There is nothing that seems so strange and insidious to British viewers of American culture as summer camps. They are a phenomenon that would not be tolerated by British youth – yet the Americans seem to love them and they are commonly seen in American films and television.
But I’m a Cheerleader tells the story of Megan (Natasha Lyonne), a naïve teenager who is sent to a gay rehabilitation camp due to her seemingly deviant behavior – the joke being that she thinks that due to her being a cheerleader, she can’t be anything but ‘normal’. However her friends and family all read the signs and decide that she’s a lesbian who needs help to be straightened out.
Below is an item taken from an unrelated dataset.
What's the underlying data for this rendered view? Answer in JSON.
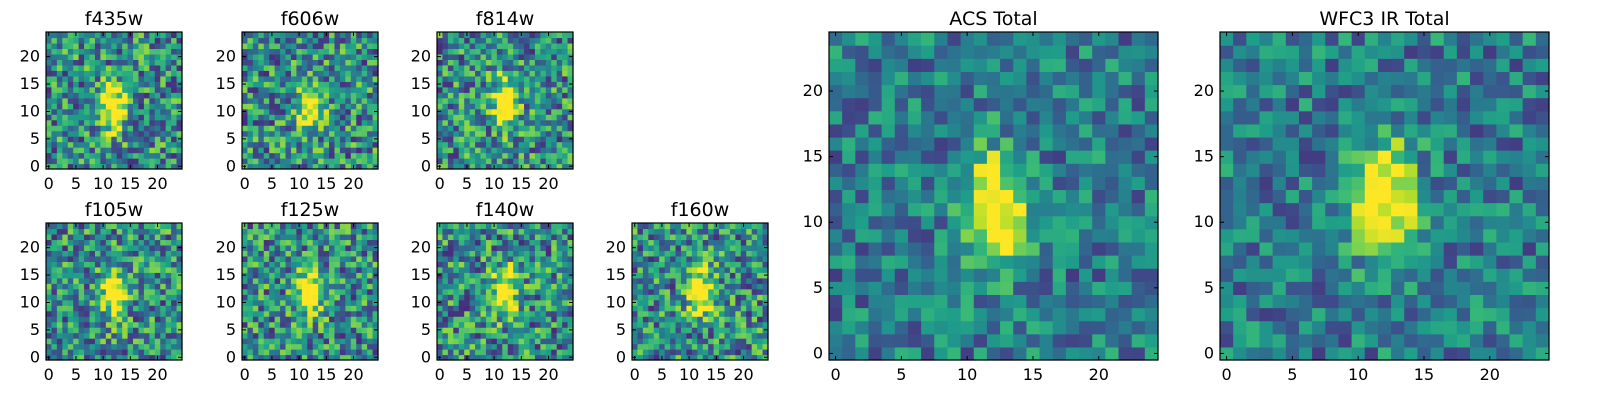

Whilst at the camp Megan meets the beautiful Graham (an emo-lesbian girl), and is slowly convinced that she is gay after all, and that she needs to find her True Direction. Along the way the inmates (for want of a better term) are convinced into going to a gay bar and rebelling against the camp by a pair of ex-inhabitants – this indiscretion leads them to be punished and forced to picket their gay friends’ house with homophobic placards. If the film weren’t played out as a campy comedy, it would be easy to be appalled by the gender politics and homophobia.
Luckily however, the film is largely an attack on boring conservative views on sexuality and features lots of camp twinks running around screaming and deep-throating things. The colour scheme is full of pink, green and blues, while the editing is surreal, with lots of characters giving winks and asides to the audience. It has great early performances from Clea Duvall and Michelle Williams and even features RuPaul as a camp (!) leader.
Overall Verdict: A fittingly camp comedy for a film about a gay rehabilitation camp. However it’s a serious message wrapped in a light and funny film. Underrated.